I spent some time yesterday morning walking along some old, familiar trails through downtown Austin. I had one of my favorite "walk" cameras with me; a Leica Q2. I'm not one of those classic, old school photographers who love to overthink shots and I don't believe very many people who make a big deal about pre-visualizing a photograph and then endlessly tweaking before the actual taking of the photograph are really taking better photographs. Reminds me too much of amateurs standing at the scenic overlook of the Grand Canyon in front of a group of ten or fifteen bored family or tour members waiting, waiting and waiting for the photographer to get the focus.....just right. Mind numbing. Temporal wasteland. Overthinking things that should be easy or automatic.
Want to get everything exactly just right before clicking the shutter? Then build a set and hire some models.
With all this in mind, if I am multi-tasking at photography and walking, and walking is the "primary" activity, then the photographic part should be mostly auto-pilot. So I set the camera to raw (bigger mishap buffer), set it to Auto-ISO, dial in a minus one stop exposure compensation (easier to recover shadows than non-existent highlights) and then shoot everything using aperture priority with an f-stop that matches my usual vision for a particular focal length. For the 28mm lens on a full frame camera I find that either f8 or f5.6 handles most outdoor scenes well. With the camera set this way it's so easy to respond quickly and without a bunch of ineffective fussiness. Less second guessing.

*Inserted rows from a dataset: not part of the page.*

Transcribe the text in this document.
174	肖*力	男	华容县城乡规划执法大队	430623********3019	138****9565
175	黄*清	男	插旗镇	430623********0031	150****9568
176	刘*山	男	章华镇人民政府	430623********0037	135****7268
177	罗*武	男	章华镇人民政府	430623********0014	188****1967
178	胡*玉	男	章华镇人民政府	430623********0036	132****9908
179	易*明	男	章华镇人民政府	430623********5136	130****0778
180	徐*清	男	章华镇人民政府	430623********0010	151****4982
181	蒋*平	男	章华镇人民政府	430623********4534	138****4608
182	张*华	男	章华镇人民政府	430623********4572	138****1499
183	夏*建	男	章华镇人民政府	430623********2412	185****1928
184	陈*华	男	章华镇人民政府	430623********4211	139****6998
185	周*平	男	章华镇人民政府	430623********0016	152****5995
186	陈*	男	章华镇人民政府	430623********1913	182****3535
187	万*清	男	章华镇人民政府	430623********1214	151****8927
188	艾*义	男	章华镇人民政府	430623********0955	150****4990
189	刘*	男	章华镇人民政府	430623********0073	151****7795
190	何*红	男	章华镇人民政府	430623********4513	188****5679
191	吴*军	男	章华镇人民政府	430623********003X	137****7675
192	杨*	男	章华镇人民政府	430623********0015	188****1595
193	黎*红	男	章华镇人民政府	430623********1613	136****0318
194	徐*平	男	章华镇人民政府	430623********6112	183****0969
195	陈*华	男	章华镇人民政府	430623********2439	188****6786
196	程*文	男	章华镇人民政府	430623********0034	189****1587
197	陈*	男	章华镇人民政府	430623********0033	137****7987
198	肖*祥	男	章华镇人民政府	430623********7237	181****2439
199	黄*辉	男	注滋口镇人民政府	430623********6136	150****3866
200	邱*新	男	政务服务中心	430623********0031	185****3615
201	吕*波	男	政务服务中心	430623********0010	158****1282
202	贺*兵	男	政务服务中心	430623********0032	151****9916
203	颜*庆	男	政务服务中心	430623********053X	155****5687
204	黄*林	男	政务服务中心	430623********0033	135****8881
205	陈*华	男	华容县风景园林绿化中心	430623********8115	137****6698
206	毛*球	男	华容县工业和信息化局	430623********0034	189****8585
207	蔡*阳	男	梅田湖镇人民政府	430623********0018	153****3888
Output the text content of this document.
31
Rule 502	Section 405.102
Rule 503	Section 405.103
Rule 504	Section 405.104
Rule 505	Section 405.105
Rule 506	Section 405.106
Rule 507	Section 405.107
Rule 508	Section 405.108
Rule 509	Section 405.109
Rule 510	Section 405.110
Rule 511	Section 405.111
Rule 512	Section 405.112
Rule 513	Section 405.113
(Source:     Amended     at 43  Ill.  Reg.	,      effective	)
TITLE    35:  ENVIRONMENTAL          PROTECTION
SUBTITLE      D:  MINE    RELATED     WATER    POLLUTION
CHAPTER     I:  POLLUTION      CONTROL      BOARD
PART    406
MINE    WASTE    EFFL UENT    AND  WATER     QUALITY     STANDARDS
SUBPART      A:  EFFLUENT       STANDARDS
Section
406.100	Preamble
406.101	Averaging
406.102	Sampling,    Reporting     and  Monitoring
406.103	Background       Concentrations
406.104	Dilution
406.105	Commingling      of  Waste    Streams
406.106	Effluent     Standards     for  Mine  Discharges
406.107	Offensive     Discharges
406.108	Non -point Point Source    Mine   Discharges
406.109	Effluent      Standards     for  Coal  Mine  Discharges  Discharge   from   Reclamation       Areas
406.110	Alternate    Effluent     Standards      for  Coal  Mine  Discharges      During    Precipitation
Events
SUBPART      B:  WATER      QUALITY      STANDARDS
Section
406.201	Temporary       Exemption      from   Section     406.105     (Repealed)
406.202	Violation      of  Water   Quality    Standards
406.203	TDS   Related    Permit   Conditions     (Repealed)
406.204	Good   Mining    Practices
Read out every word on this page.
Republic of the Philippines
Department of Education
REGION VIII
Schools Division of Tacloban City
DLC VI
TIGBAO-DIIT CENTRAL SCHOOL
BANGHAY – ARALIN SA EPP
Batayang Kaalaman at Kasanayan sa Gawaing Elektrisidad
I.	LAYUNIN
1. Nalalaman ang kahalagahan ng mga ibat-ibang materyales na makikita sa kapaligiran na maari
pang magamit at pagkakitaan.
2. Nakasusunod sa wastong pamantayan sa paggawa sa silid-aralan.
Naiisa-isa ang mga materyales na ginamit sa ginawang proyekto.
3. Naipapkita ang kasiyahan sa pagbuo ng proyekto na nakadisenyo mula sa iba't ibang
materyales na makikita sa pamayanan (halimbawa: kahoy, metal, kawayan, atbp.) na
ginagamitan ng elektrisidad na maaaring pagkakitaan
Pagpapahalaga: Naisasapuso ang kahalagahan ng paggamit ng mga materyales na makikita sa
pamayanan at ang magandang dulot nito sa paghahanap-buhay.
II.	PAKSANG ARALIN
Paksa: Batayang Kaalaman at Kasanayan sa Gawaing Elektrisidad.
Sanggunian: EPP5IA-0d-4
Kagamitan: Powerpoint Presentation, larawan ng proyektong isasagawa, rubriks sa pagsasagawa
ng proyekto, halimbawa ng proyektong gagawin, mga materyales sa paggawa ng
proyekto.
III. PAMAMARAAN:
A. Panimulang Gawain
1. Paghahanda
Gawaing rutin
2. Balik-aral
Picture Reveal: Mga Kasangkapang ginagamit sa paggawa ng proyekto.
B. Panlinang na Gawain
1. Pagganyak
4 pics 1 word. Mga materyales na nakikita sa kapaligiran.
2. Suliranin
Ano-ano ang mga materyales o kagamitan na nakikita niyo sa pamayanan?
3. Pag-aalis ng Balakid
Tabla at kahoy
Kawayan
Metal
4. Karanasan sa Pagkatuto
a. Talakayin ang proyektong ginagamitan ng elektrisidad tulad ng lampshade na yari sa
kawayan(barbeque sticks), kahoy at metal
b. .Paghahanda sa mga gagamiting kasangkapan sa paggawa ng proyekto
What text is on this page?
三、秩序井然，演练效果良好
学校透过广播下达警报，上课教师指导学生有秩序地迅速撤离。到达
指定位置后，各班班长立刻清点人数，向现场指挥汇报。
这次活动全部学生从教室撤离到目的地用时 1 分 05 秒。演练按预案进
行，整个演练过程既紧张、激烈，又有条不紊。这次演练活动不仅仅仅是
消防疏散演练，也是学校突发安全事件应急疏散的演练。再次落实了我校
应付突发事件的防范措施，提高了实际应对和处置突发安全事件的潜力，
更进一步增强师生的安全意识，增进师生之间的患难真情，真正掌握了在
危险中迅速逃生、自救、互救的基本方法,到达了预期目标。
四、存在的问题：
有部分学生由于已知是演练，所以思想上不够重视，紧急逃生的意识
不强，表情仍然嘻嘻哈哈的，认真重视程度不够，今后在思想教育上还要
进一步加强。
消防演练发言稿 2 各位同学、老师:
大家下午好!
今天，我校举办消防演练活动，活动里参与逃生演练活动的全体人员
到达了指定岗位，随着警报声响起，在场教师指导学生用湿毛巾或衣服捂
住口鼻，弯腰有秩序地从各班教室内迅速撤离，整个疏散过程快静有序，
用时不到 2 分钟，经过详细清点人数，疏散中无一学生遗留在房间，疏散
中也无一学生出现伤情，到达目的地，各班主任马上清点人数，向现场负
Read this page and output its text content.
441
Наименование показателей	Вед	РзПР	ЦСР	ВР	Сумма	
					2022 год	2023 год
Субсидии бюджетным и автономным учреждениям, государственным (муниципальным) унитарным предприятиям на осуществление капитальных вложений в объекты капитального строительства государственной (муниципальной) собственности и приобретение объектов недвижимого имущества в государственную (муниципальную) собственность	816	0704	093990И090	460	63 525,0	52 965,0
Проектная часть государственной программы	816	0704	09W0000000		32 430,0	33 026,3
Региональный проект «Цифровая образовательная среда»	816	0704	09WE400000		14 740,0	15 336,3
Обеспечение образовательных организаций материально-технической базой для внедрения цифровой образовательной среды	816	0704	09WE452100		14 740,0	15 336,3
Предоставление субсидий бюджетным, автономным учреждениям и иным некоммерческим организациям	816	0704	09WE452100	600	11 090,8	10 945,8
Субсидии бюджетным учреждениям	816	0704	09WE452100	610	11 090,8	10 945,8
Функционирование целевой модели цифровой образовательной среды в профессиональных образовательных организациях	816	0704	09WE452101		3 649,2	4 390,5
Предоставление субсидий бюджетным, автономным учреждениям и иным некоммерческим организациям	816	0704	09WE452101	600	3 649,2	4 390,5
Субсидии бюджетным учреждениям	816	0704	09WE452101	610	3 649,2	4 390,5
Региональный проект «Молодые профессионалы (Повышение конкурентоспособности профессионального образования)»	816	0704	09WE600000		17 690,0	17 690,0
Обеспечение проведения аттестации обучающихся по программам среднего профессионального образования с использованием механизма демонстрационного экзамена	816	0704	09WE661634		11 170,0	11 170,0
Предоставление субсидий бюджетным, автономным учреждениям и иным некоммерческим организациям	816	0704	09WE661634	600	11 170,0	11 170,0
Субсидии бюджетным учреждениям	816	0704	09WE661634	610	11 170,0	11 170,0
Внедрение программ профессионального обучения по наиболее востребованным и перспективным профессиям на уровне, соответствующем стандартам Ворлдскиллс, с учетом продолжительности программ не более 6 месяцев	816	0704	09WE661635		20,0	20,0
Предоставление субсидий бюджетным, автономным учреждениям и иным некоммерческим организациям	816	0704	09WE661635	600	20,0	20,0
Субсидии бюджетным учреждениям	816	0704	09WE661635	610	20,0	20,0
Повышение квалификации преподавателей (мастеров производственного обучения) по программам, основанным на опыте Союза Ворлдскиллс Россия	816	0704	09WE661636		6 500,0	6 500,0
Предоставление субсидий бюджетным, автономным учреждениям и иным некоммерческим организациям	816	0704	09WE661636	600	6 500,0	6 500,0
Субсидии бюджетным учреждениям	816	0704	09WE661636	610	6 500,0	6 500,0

This is also the way I'm approaching black and white casual photography with handheld cameras now. I've given up even having to see the image in the EVF as a black and white. I just try to capture the best image I can in a color DNG file and then use the ever-improving Lightroom presets and controls to make what I consider to be good black and white conversions. With this new (to me) approach I thought I should include some "before and after" samples. Along with an image of the current (non-Tilley) hat of the month. Is there a "hat of the month" club? Should there be?
So, each set of images started out life as a quick shot on a handheld Q2. No fussing, no recomposing and no second guessing as to whether the scene would be better or worse if I waited. It's a process that honors the belief in the power of first impressions. See the scene in a flash of recognition, bring the camera to your eye, quickly compose (and by that I mean to figure out where the edges of the fixed frame should be positioned) and then click the shutter. And, the shutter having been clicked is my cue to move on.
Most of these images I actually prefer in color. But I wanted to work on my conversion technique to black and white. Especially after having been challenged by adherents of the Monochrome Camera Cults. I have a Leica M10 monochrom coming on loan shortly so I can really, really see how much of the difference is apparent and how much is placebo. Placebo still being a very powerful thing...
Anyway. It's a peek at how I think. Move fast, shoot stuff, go home and work on it.
No B&W on this one. just a palette cleanser.